I'm straight forward, headstrong and opinionated to the max. People often refer to me as a bitch and, at one point in my life, I took offense to that. But now I say unapologetically that I'm a bitch. And by that I mean that I can make decisions. I can plan out details and assign tasks. I can tell you the cold hard truth, if that is what you want. But just because I can doesn't mean I always want to.
Yes, I'm a bitch but that doesn't mean I don't have a heart.
I've been called scary by guys because I know what I want. I'm a threat that not all the guys of 2018 can handle, especially at this age within the headspace of college life. Am I ashamed of it? No. If you can't handle my spark, then that's a you problem. Am I annoyed with it? Yes.

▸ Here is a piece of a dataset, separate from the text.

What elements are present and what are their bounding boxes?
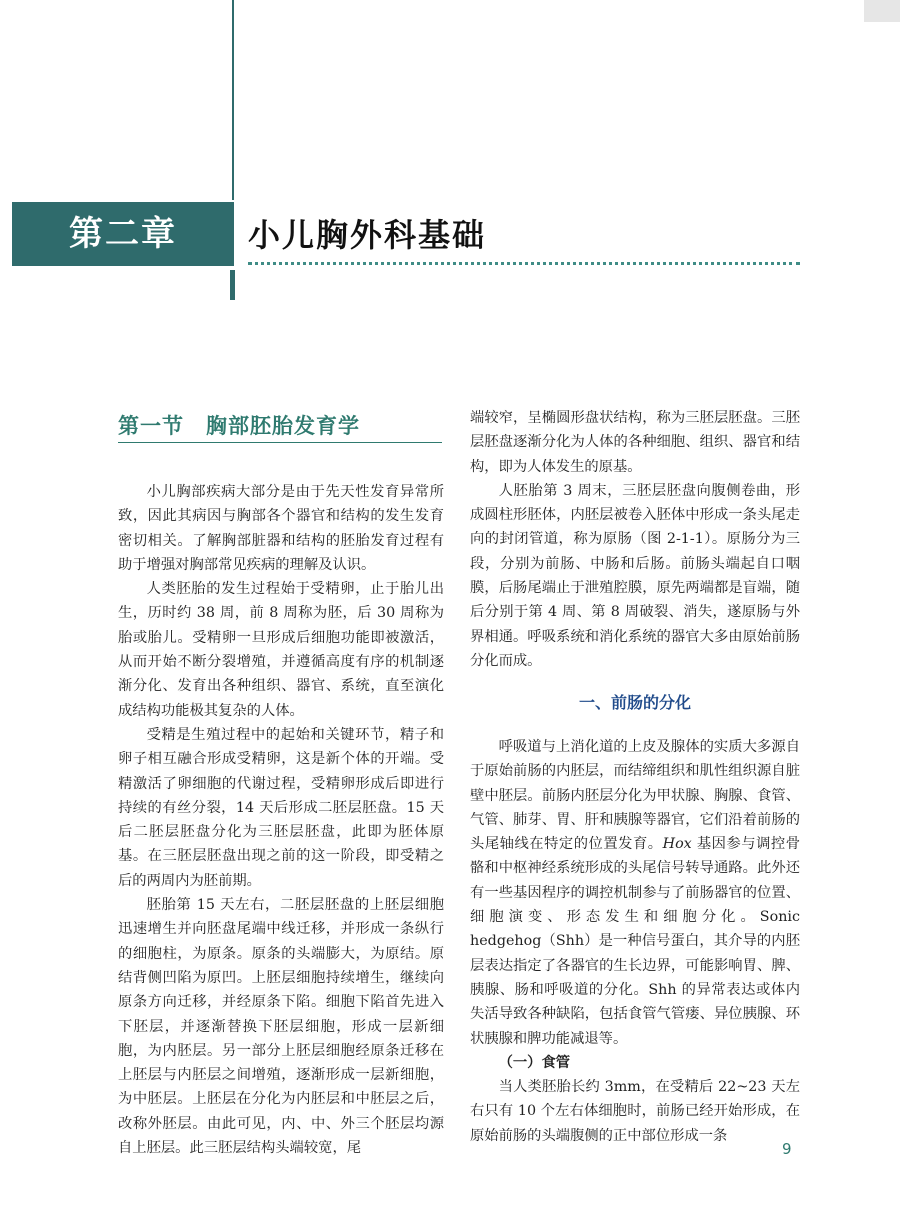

I'll be honest, I'm not everyone's flavor; I'm more of an eclectic taste. Some days, I can be too much to handle, and I get that. But I'm curious as to why I'm always written off or tossed aside. I've got a heart of gold and a go-getter attitude. I know what I want and I'm not afraid to make that known. So, guys--what's the deal?
I'm independent; but sometimes I wish I weren't. Everyone assumes I hate all the co-dependent, lovey-dovey stuff (which, for the most part, is true...sorry, not sorry); however, I can be the world's biggest softy. I have the largest heart, which most people would never think. I hate seeing people hurt, especially those who are already at a disadvantage.
I was in an exit interview for my internship when I got told that I have a unique ability to keep everyone in the conversation and not make others feel left out; I take pride in that. The amount of times I've been pushed out of conversations has led me to realize that everyone just wants to be heard.
I have plans for my future. When I look towards my future, I can envision the job, the place, but there's always been this foggy cloud with whom my partner may be. My friends are there, along with my parents and family, but I never have a crystal clear vision of the guy I'm meant to spend my life with. The thought crosses my mind often. I know my plans, but does he?
Sam Smith says, "Real love is never a waste of time" and, often in this generation, commitment is hard to come by. Yet I see my friends getting MARRIED and living their lives with people they care so much about. I get confused; I've never been the girl who needs a boyfriend, and maybe that was because I really couldn't get one. I want love. Maybe it's the planner in me wanting to see the full picture in effect, or maybe it's just the stigma.
I know, I know--one day I will find him. Someday, it will all work out. My message to the boys is take a chance on her, the scary one, the one who "seems to have it so together one." Because, trust me, she doesn't always, and she'd love some help.